Gina Machado – Não há nenhum tipo de dificuldade de convívio entre essas duas formas de ação. As instituições culturais precisam muito de todo o tipo de investimento. Uma ação social na área de cultura pode ser entendida como um trabalho filantrópico que não tem preocupação de buscar retorno direto de imagem ao financiador. Há uma preocupação maior de se investir em programas de infra-estrutura, com resultados de longo prazo, e em capacitação de recursos humanos. A visibilidade deste tipo de ação, em geral, é muito valorizada nos ambientes profissionais e nas instituições culturais, porém, às vezes, pode ser pequeno na mídia.

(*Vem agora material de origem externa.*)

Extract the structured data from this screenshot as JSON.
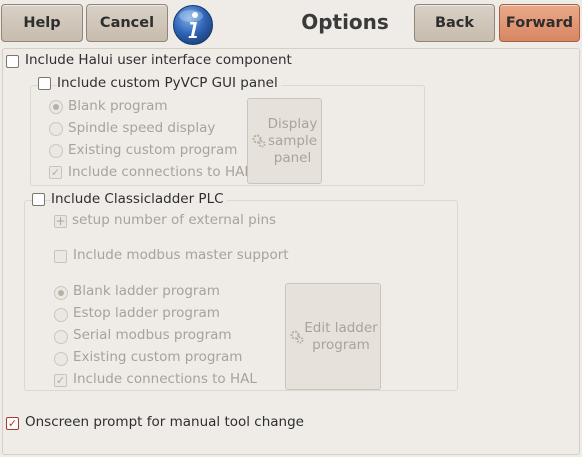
{
  "header": {
    "help_label": "Help",
    "cancel_label": "Cancel",
    "title": "Options",
    "back_label": "Back",
    "forward_label": "Forward"
  },
  "options": {
    "halui_label": "Include Halui user interface component",
    "pyvcp": {
      "label": "Include custom PyVCP GUI panel",
      "blank": "Blank program",
      "spindle": "Spindle speed display",
      "existing": "Existing custom program",
      "connections": "Include connections to HAL",
      "display_btn": "Display\nsample\npanel"
    },
    "classicladder": {
      "label": "Include Classicladder PLC",
      "pins": "setup number of external pins",
      "modbus": "Include modbus master support",
      "blank": "Blank ladder program",
      "estop": "Estop ladder program",
      "serial": "Serial modbus program",
      "existing": "Existing custom program",
      "connections": "Include connections to HAL",
      "edit_btn": "Edit ladder\nprogram"
    },
    "toolchange_label": "Onscreen prompt for manual tool change"
  },
  "colors": {
    "window_bg": "#efebe7",
    "accent": "#d98662",
    "info_blue": "#2e63b5",
    "check_red": "#c0392b"
  }
}
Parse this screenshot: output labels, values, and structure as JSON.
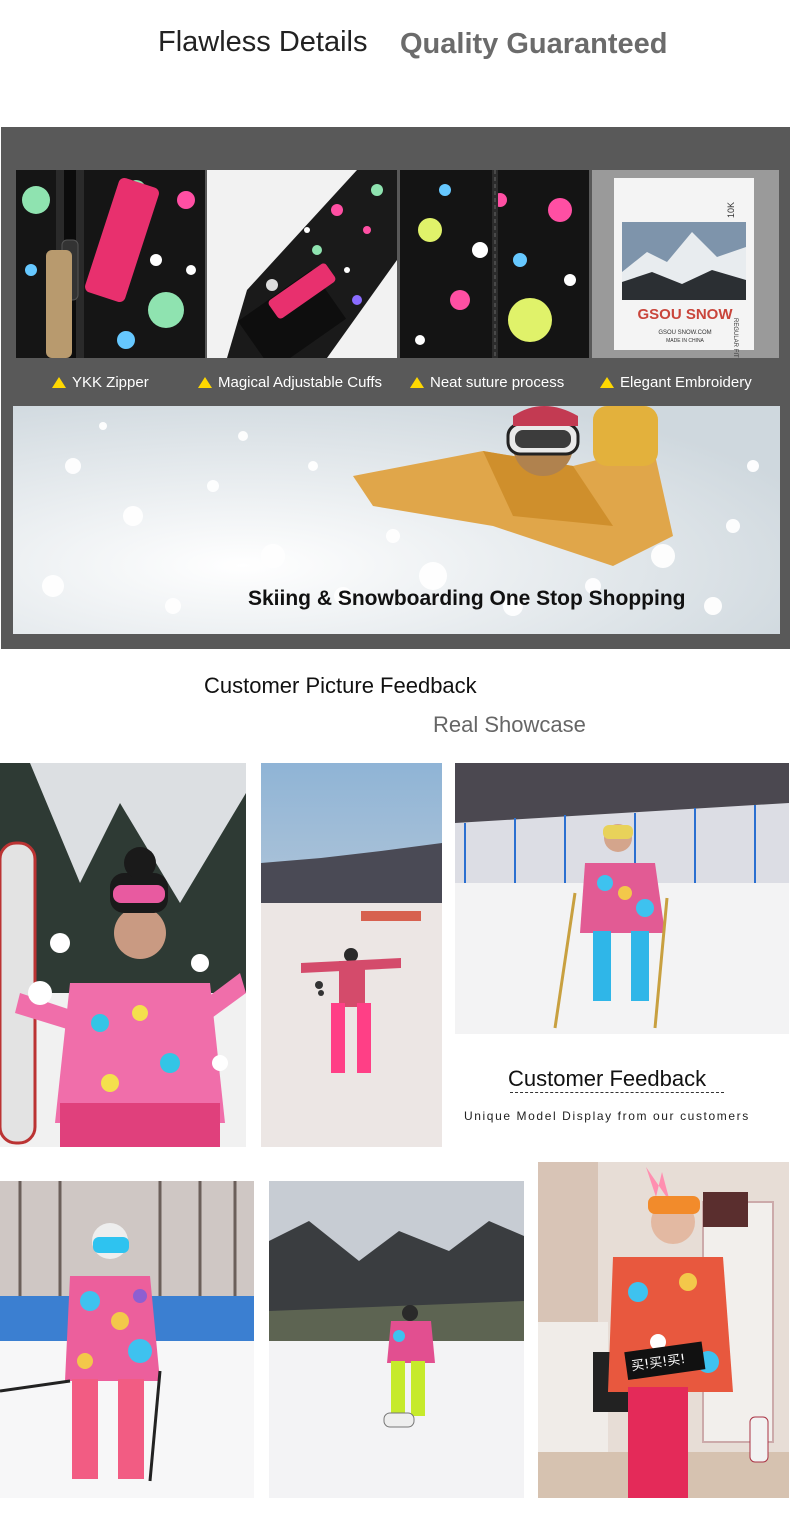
{
  "header": {
    "title": "Flawless Details",
    "subtitle": "Quality Guaranteed"
  },
  "details": {
    "captions": [
      "YKK Zipper",
      "Magical Adjustable Cuffs",
      "Neat suture process",
      "Elegant Embroidery"
    ],
    "label_brand": "GSOU SNOW",
    "label_size": "10K",
    "label_fit": "REGULAR FIT",
    "label_site": "GSOU SNOW.COM",
    "label_origin": "MADE IN CHINA"
  },
  "banner": {
    "caption": "Skiing & Snowboarding One Stop Shopping"
  },
  "feedback": {
    "heading": "Customer Picture Feedback",
    "subheading": "Real Showcase",
    "title": "Customer Feedback",
    "subtitle": "Unique Model Display from our customers",
    "sign_text": "买!买!买!"
  },
  "colors": {
    "accent_triangle": "#ffd800",
    "panel_bg": "#595959",
    "pink": "#ff3f86",
    "jacket_base": "#1b1b1b"
  }
}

Já o marketing cultural está mais preocupado em assegurar a visibilidade do investidor e muitas vezes focaliza recursos em eventos. Ambos, porém, podem contribuir efetivamente para a área da cultura.
Silvia Finguerut – Outra distinção possível é o público-alvo do projeto. Uma ação social na área de cultura implica em disponibilizar o acesso normalmente gratuito a populações menos favorecidas. Mas sempre haverá o crédito dos patrocinadores, seja em um caso ou no outro.

redeGIFE – O que é mais relevante para o interesse público: investir na cultura como fim em si ou na cultura como instrumento para outras ações sociais?
Silvia – Creio que o investimento em cultura seja uma ação de cidadania e de educação de um povo. Somos o que somos, ou seja, distinguimo-nos de outros povos através das manifestações culturais. Por isso parece-me que seja válida qualquer ação de mobilização cultural. Focá-la apenas do ponto de vista social seria restritivo.
Gina – O investimento na área de cultura jamais pode ser considerado um fim em si. A vida cultural está inserida na sociedade e, portanto, na educação e no desenvolvimento social.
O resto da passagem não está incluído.